To create a custom reboot count down, simply create a registry key named RebootWarningTimeout. You can then assign this key a value that corresponds to the number of minutes that you want to give the user from the time that the warning is first displayed until the computer is rebooted. For example, setting this registry key to a value of 10 would give the users a ten minute warning. Valid values include positive integers ranging from 1 to 30.

If you plan on using the RebootWarningTimeout key to specify a custom reboot warning countdown, you will have to use the RebootWarningTimeoutEnabled registry key to enable it. To do so, create a registry key named RebootTimeoutWarningEnabled, and set its value to 1. Setting this value to 0 will cause Windows to use a five minute reboot countdown regardless of what has been set through the RebootWarningTimeout key.

Applying Missed Updates
Although Windows Update gives you the ability to schedule updates, things can happen that cause a computer to miss the scheduled update period. For example, the computer could be turned off at the scheduled update time. When a scheduled update is missed, Windows will attempt to install the update the next time that the computer is booted. However, it can be disruptive to the user to have updates installed as soon as their computer boots up. You can therefore set a timer to control the number of minutes that Windows should wait after the system boots to install missed scheduled updates.

Before I show you how to set the timer, I should mention that this only applies to missed scheduled updates, not updates with an expired deadline. With that said, you can create the timer by creating a registry key named RescheduleWaitTimer and assigning it a value that reflects the number of minutes that Windows should wait from the time that the system boots until missed updates are installed. Valid values are positive integers ranging from 1 to 60.

If you plan on using the RescheduleWaitTime registry key, you will have to use a second registry key to enable it. The name of the second required key is RescheduleWaitTimeEnabled. Assigning this key a value of 1 will enable the reschedule wait timer registry key, where as setting this key to a value of 0 will cause the wait timer to be ignored.

Scheduling Installations
I have talked a lot about scheduled installations, but I want to show you one last trick. You can use the registry to set the installation schedule. There are two registry keys that are used when scheduling an update. The first of these keys is ScheduledInstallDay. I recommend assigning this key a value of 0 which tells Windows that updates should be installed regardless of what day it is. You can however specify a day by specifying a positive integer ranging from 1 to 7. The number that you specify designates a day of the week. A value of 1 sets the installation day to Sunday. Setting the value to 2 sets installation day to Monday. If you are going to limit installations to one day a week, then I recommend using Wednesday since most Microsoft patches are released on Tuesday.
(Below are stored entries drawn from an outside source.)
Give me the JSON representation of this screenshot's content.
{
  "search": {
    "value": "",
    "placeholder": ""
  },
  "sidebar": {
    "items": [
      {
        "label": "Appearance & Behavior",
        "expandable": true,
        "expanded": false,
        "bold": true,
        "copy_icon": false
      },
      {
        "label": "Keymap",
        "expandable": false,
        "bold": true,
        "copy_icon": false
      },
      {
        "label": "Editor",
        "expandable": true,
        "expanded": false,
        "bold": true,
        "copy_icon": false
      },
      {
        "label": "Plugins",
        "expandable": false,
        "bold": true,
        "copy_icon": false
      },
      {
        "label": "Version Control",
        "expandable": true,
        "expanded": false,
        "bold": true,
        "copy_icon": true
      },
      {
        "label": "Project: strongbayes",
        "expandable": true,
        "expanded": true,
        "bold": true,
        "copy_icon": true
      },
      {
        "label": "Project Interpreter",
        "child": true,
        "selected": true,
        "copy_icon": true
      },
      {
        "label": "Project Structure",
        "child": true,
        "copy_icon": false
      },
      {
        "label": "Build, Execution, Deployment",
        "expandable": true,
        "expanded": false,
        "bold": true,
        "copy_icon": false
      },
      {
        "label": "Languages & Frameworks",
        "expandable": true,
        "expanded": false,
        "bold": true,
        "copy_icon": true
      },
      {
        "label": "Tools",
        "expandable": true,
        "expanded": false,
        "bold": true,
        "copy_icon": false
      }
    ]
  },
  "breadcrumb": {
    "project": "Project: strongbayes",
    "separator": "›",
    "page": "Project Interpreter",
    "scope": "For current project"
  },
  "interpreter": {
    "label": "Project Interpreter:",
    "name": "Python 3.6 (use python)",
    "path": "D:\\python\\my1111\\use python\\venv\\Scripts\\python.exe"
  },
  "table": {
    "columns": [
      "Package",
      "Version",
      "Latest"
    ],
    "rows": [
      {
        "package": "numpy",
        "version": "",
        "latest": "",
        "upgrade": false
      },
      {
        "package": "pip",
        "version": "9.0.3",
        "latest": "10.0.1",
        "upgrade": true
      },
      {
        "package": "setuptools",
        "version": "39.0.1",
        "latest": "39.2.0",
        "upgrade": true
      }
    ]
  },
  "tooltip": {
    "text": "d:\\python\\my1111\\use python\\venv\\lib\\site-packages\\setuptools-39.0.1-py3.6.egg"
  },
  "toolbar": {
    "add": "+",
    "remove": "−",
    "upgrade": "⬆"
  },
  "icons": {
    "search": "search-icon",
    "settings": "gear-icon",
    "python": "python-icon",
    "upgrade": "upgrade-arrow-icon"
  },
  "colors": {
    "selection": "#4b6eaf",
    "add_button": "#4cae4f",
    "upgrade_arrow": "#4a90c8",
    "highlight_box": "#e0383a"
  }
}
One thing that you need to know about the ScheduledInstallDay key is that it is ignored unless the HKLMS\Software\Policies\Microsoft\Windows\WindowsUpdate\AU\AUOptions key is set to a value of 4. I discussed this key in Part 1.

The last key that I want to talk about is the ScheduledInstallTime key. This key tells Windows what time of day updates should be installed. Valid values for this key are positive integers ranging from 1 to 24, which reflect the hour of the day in military time. As such, a value of 3 would reflect a 3:00 AM installation time. A value of 13 would be a 1:00 PM installation time.

As you can see, there are a tremendous number of registry keys that can be used to configure Windows Update. If you are thinking about trying these keys out, I recommend testing your settings on a single PC before rolling out your changes on a large scale.